My eyes fly open. I am not where I should be.

White light flashes overhead, stars flicker and flare in the darkness that rings my vision. People in white and blue yell soundlessly around me, their voices drowned out by the ringing in my ears. Panic surges through me first. Then comes the pain.

Utter, blinding agony burns through my body, except for where it doesn’t: dark patches, like voids, that scare me more than what hurts. Places I can’t feel anymore, where parts of me are missing.

I don’t look down at myself—can’t look down, even if I wanted to. Bile rises in my throat, tears burn my eyes, and my head—oh, god, my head—feels as if it’s splitting apart. My heart hammers against my ribcage, struggling against the inevitable.
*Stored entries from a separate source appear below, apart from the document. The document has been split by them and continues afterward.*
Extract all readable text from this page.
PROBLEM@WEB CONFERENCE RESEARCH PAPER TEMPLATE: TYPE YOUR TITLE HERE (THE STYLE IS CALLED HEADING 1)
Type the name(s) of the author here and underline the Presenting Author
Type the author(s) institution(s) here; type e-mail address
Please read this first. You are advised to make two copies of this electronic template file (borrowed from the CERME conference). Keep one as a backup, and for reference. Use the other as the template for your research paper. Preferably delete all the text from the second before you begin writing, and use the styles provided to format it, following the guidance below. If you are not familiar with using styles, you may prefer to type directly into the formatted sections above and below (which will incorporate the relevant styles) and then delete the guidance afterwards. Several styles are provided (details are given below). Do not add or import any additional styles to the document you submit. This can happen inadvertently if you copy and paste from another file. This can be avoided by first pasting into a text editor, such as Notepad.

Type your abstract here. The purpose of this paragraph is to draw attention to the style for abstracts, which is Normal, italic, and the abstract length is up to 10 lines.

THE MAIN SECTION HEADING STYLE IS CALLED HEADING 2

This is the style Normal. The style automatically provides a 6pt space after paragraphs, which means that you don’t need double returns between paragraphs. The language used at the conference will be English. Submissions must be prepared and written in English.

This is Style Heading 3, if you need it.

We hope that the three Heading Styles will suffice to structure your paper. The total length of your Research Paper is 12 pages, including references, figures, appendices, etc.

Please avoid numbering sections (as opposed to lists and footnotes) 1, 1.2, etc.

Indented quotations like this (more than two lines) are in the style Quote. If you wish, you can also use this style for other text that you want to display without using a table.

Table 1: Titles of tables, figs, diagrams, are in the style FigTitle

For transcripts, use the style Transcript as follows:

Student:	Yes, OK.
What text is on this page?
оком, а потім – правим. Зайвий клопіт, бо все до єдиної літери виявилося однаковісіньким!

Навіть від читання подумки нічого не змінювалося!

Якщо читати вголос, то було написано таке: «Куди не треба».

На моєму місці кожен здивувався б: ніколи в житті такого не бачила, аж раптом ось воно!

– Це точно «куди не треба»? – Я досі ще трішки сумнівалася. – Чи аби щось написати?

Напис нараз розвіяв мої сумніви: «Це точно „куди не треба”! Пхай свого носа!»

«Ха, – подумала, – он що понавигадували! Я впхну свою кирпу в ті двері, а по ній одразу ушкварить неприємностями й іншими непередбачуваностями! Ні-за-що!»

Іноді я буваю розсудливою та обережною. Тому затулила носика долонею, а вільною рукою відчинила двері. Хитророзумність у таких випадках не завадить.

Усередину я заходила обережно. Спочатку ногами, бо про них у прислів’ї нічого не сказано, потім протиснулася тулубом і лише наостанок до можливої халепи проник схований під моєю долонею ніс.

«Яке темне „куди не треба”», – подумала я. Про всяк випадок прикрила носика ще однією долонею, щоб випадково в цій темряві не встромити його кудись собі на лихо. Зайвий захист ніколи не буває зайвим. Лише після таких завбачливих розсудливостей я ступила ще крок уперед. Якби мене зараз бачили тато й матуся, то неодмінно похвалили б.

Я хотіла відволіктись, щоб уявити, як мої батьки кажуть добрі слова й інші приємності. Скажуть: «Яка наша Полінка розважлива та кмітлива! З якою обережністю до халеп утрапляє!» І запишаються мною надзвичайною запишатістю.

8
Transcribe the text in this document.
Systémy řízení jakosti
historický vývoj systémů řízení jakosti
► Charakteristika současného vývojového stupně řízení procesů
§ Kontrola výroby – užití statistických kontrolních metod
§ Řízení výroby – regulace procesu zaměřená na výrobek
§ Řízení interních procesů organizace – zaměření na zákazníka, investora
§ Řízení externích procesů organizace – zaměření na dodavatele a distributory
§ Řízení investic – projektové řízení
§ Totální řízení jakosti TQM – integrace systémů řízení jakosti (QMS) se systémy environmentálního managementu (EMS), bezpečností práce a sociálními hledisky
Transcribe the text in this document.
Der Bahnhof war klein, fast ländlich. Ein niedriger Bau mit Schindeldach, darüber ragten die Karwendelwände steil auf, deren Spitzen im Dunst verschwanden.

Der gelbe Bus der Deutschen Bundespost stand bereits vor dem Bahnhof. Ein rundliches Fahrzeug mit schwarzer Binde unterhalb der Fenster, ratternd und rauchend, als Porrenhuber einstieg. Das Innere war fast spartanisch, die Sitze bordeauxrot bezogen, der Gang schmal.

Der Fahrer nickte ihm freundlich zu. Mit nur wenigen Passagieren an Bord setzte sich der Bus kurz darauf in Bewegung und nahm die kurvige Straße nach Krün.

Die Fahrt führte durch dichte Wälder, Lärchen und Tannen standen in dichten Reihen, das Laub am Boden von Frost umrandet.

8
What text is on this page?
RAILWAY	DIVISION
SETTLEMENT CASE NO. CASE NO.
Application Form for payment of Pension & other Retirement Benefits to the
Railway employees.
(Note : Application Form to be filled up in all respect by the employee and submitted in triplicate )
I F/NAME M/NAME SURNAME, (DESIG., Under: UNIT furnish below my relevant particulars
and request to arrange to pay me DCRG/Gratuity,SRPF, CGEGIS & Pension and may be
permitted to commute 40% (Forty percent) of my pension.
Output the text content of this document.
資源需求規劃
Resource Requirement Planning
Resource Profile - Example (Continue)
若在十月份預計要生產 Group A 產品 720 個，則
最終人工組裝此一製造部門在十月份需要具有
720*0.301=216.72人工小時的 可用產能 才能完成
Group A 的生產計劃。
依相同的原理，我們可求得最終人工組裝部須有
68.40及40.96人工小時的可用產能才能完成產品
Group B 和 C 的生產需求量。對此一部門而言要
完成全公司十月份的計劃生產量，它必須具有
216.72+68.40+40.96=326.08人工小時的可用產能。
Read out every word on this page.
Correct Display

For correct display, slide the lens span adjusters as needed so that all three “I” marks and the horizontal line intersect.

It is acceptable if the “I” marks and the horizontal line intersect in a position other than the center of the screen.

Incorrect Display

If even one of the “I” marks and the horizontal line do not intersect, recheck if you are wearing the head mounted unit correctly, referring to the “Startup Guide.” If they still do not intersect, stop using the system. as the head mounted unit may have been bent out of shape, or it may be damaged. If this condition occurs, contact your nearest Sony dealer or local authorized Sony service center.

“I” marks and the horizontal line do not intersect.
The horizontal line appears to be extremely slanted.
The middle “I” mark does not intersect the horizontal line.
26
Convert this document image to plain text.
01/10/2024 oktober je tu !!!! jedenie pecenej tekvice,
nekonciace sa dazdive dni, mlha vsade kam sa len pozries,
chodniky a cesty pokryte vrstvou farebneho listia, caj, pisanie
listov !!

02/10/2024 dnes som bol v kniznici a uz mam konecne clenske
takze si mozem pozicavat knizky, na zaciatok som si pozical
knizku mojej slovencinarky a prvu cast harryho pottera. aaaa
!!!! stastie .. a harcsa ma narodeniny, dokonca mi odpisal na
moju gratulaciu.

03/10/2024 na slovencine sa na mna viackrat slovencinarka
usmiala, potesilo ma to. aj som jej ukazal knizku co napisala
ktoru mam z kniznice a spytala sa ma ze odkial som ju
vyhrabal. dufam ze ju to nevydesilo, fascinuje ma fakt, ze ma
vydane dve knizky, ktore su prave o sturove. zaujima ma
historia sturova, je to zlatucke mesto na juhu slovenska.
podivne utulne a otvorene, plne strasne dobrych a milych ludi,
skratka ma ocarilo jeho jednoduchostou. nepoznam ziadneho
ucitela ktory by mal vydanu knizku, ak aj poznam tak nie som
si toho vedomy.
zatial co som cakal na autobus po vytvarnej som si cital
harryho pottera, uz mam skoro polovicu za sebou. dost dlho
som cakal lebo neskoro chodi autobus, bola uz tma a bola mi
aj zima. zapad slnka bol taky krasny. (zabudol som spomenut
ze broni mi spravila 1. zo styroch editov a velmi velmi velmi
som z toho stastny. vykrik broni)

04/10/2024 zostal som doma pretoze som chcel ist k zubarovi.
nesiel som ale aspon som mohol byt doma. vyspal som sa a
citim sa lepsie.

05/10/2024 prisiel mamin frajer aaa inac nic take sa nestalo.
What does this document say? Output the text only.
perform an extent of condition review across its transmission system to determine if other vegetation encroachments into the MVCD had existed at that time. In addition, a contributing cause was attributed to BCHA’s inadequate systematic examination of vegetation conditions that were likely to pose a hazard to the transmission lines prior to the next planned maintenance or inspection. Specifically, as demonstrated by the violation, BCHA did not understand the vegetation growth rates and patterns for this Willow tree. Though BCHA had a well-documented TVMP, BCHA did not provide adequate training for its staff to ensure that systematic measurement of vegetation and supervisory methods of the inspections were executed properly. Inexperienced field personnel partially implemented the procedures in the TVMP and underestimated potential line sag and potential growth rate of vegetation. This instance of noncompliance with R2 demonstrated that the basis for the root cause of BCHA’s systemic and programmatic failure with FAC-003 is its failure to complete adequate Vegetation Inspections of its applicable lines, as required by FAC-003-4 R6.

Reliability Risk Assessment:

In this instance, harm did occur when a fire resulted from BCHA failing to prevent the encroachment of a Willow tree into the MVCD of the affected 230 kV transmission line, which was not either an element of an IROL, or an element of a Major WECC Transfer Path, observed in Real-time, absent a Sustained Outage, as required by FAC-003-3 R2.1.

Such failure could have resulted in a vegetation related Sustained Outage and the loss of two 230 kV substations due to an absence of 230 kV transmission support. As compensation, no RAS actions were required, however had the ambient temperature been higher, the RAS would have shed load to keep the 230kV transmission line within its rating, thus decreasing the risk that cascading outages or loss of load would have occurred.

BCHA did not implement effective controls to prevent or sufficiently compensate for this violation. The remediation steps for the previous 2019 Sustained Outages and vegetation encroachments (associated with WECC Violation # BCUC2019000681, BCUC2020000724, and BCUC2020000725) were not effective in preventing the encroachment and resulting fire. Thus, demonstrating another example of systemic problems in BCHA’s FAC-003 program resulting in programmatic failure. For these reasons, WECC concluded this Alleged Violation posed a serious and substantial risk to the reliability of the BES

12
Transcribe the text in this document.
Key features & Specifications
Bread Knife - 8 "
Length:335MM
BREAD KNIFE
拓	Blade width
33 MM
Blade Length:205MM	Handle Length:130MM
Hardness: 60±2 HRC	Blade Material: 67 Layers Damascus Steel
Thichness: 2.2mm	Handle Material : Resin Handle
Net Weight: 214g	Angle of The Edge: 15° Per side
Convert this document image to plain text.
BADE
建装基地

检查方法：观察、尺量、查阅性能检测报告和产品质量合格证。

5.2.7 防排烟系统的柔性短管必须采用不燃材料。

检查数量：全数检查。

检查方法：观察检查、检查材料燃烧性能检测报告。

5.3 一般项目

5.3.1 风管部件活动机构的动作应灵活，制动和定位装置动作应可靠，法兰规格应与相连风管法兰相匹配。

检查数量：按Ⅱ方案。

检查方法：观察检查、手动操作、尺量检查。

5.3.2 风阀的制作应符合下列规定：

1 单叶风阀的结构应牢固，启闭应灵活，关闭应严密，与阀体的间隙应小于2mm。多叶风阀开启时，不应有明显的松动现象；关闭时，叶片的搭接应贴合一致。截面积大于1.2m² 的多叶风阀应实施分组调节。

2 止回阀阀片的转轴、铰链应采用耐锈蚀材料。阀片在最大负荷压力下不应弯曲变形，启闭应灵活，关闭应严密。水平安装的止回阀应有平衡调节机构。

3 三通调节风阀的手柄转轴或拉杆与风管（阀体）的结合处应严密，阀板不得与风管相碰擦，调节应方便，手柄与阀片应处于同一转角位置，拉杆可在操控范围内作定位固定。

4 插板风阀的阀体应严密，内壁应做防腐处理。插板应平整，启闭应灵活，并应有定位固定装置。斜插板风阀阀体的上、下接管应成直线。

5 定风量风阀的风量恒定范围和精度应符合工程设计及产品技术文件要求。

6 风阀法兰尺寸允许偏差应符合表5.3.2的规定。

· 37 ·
I’m dying. I feel my body giving up around me, the heaviness tugging at my mind. The doctors seem less frantic now, having realized the same thing as me. They are waiting, their too-bright eyes darting off to the side.

If I close my eyes, I can remember fragments of where I should be: a scorching car, wind lashing my face, Paiden laughing as her soft hands caress the steering wheel, her hair lit by summer sunlight—

I gasp, choke, gripped by panic once more at the thought of Paiden. A nurse leans close as I try to form the sounds that make up Paiden’s name. It’s almost impossible for me, but she seems to understand. Through the cacophony in my mind, I hear the nurse’s words.

“She’s going to be fine.”

I blink in response, it’s all the thanks I can give. The nurse raises her hand to show me a hypodermic needle filled with a clear liquid, her eyebrows drawn together apologetically. There’s no need for words, I understand instantly. My breath quickens. No, I don’t want to lose this, I scream in my head. Don’t let me lose this.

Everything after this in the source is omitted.